Today I stumbled on a lovely little essay by the philosopher Daniel Dennett (whom the astute reader may or may not have noticed that I have developed a bit of an obsession with). It’s called “Thank Goodness!” It details the train of thought that followed after he nearly died from a ruptured aorta, the huge pipeline carrying blood out of the heart.
Dennett questions the phrase “thank goodness!” which appears in his mind, and investigates how his (famously, infamously) atheist worldview differs in such moments of crisis from the religious people.
There’s a fascinating tension in the essay in the essay. The sincereness of his gratitude and acceptance of the compassion of his friends and his appreciation the skill and the intelligence of his medical personnel — these are all on one side of this tension. On the other is the rational and formal disapproval he feels for the religious worldview which led his friends to say they prayed for him. His feeling that his religious friends are suckers.
One would certainly do well to remember the litany of things which keep us alive, the processes and the creativity which people devote their lives to all over the world in order that we can live. It is rare that we actually meet the people who invented the medicines we take, who peer-reviewed the science and the procedures which save us when we have appendicitis, a broken shoulder or an aggressive pneumonia. Dennett thanks them, and he was even lucky enough to be friends with the man who invented the machine that saved his life.
To whom, then, do I owe a debt of gratitude? To the cardiologist who has kept me alive and ticking for years, and who swiftly and confidently rejected the original diagnosis of nothing worse than pneumonia. To the surgeons, neurologists, anesthesiologists, and the perfusionist, who kept my systems going for many hours under daunting circumstances. To the dozen or so physician assistants, and to nurses and physical therapists and x-ray technicians …
I remember with gratitude my late friend and Tufts colleague, physicist Allan Cormack, who shared the Nobel Prize for his invention of the c-t scanner. Allan—you have posthumously saved yet another life, but who’s counting? The world is better for the work you did. Thank goodness. Then there is the whole system of medicine, both the science and the technology, without which the best-intentioned efforts of individuals would be roughly useless. So I am grateful to the editorial boards and referees, past and present, of Science, Nature, Journal of the American Medical Association, Lancet, and all the other institutions of science and medicine that keep churning out improvements, detecting and correcting flaws.
At the same time, being a philosopher, he can never stop being committed to keeping his worldview.
I am not joking when I say that I have had to forgive my friends who said that they were praying for me.
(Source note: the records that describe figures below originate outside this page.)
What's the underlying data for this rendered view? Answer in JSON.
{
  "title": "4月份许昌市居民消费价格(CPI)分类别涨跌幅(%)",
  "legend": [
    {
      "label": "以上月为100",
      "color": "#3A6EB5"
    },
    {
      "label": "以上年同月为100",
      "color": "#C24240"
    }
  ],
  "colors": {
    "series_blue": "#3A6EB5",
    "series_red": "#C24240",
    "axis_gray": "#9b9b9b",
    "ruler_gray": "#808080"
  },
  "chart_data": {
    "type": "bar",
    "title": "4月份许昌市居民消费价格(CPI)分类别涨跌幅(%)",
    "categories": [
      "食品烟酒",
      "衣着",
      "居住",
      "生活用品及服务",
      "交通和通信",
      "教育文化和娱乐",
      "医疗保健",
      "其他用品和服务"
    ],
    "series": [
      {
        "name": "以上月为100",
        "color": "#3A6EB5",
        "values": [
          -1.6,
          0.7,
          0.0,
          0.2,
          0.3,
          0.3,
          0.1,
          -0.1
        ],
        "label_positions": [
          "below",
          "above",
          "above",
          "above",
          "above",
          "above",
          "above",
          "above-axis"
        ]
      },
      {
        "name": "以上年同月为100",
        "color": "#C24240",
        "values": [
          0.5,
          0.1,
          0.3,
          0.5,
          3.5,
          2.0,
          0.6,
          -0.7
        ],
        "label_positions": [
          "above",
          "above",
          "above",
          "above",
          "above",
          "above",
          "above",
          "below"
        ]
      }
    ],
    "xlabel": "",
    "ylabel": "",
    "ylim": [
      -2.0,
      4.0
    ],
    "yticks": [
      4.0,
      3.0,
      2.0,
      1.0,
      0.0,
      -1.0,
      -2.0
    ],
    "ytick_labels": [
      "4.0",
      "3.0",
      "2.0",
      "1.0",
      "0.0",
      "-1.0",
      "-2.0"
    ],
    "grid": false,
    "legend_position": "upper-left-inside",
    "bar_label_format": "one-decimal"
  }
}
I have resisted the temptation to respond “Thanks, I appreciate it, but did you also sacrifice a goat?” I feel about this the same way I would feel if one of them said “I just paid a voodoo doctor to cast a spell for your health.” What a gullible waste of money that could have been spent on more important projects! Don’t expect me to be grateful, or even indifferent. I do appreciate the affection and generosity of spirit that motivated you, but wish you had found a more reasonable way of expressing it.
Is it a kind of ingratitude? A way of not saying thank you for the (useless) actions taken on his behalf? It’s such an interesting tension in the piece (and, I guess, in him). There’s something searingly honest about it. And in the end, I think this is what I appreciate most about the piece. The tension is, I suspect, a good one.
Though our social lives thrive on the little moments of social smoothing-over of just saying thank you and going on your way, philosophy certainly does not. And friendship or other matters of the heart do not either. Surely, the respect of our loved ones requires honesty. If nothing else, then at least when we’re out at the edges of life. Coming in, or going back out.